Using millions of data points, we can assess which industrial processes will consume the least energy. – “Environmental impact” – A number of manufacturers have taken the plunge, such as France’s Suez with its Aquadvanced software, to help manage water networks.

Germany’s Siemens has developed software to measure emissions throughout the value chain. And the Gafams are getting in on the act: the American company Meta collaborated with the University of Illinois last year to design an algorithm to create concrete that is more frugal in emissions.

Beyond decarbonizing processes and products, AI can also help companies’ decision-making processes. For example, should a company demolish a building and rebuild it with greener materials, or reuse part of the site and rebuild the other part with recycled materials?
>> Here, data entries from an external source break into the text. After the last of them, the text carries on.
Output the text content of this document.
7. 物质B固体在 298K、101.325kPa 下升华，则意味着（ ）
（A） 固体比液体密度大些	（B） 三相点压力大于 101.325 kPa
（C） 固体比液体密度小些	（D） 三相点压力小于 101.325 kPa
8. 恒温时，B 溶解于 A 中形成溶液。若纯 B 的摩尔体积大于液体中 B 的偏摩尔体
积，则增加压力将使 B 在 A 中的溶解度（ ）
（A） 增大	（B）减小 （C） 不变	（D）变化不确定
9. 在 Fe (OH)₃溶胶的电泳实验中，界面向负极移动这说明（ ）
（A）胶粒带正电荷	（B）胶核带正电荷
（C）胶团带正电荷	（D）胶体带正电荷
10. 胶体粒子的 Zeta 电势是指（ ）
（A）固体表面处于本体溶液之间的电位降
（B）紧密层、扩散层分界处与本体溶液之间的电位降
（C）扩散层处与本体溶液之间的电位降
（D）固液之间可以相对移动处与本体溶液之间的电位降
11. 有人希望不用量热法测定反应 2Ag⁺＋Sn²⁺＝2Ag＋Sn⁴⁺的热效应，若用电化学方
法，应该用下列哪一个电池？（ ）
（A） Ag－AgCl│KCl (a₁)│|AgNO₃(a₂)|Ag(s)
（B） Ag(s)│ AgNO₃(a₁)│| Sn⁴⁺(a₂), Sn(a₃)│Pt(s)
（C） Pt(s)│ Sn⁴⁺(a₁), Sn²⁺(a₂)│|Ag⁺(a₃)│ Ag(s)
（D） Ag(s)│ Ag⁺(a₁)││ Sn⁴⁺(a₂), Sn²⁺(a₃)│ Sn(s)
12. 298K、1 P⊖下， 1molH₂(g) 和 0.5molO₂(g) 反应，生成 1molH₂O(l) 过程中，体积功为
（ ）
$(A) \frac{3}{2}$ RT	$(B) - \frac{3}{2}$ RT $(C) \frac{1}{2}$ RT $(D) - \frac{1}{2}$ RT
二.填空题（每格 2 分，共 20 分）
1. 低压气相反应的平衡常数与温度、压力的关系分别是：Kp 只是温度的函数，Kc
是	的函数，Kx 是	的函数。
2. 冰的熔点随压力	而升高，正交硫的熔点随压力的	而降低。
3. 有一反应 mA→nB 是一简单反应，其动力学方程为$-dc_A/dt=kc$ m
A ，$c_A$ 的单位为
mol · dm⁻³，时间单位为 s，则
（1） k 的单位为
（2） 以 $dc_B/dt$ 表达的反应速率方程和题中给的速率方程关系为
Does the future of the planet depend on artificial intelligence?

Digital technology and CO2 emissions: the two sides of the technological revolution

This would be to overlook the fact that the digital sector accounts for 3% to 4% of greenhouse gas emissions worldwide, according to a report by the French Agency for Ecological Transition (Ademe) and the French telecoms regulator Arcep. In other words, the potential solution is also part of the problem.

“The question of the return on investment, from an environmental point of view, of these digital infrastructures in relation to the benefits and promises induced remains something of an open question at the present time,” Léo Génin points out.

And companies still need to be willing to implement these tools, with potential additional costs in the short term. Specialists nevertheless point to a change in mentality, albeit a slow one.

“Previously, companies would contact us and say: +I have a quality problem to solve in my factory+. Today, they say: ‘I have a quality problem and I also want to measure my environmental impact'”, says Paul Pinault.

The best incentive would still be to make the environment rhyme with savings.

“When you combine the financial and climate aspects, companies make decisions much more quickly,” says Geoffroy Petit.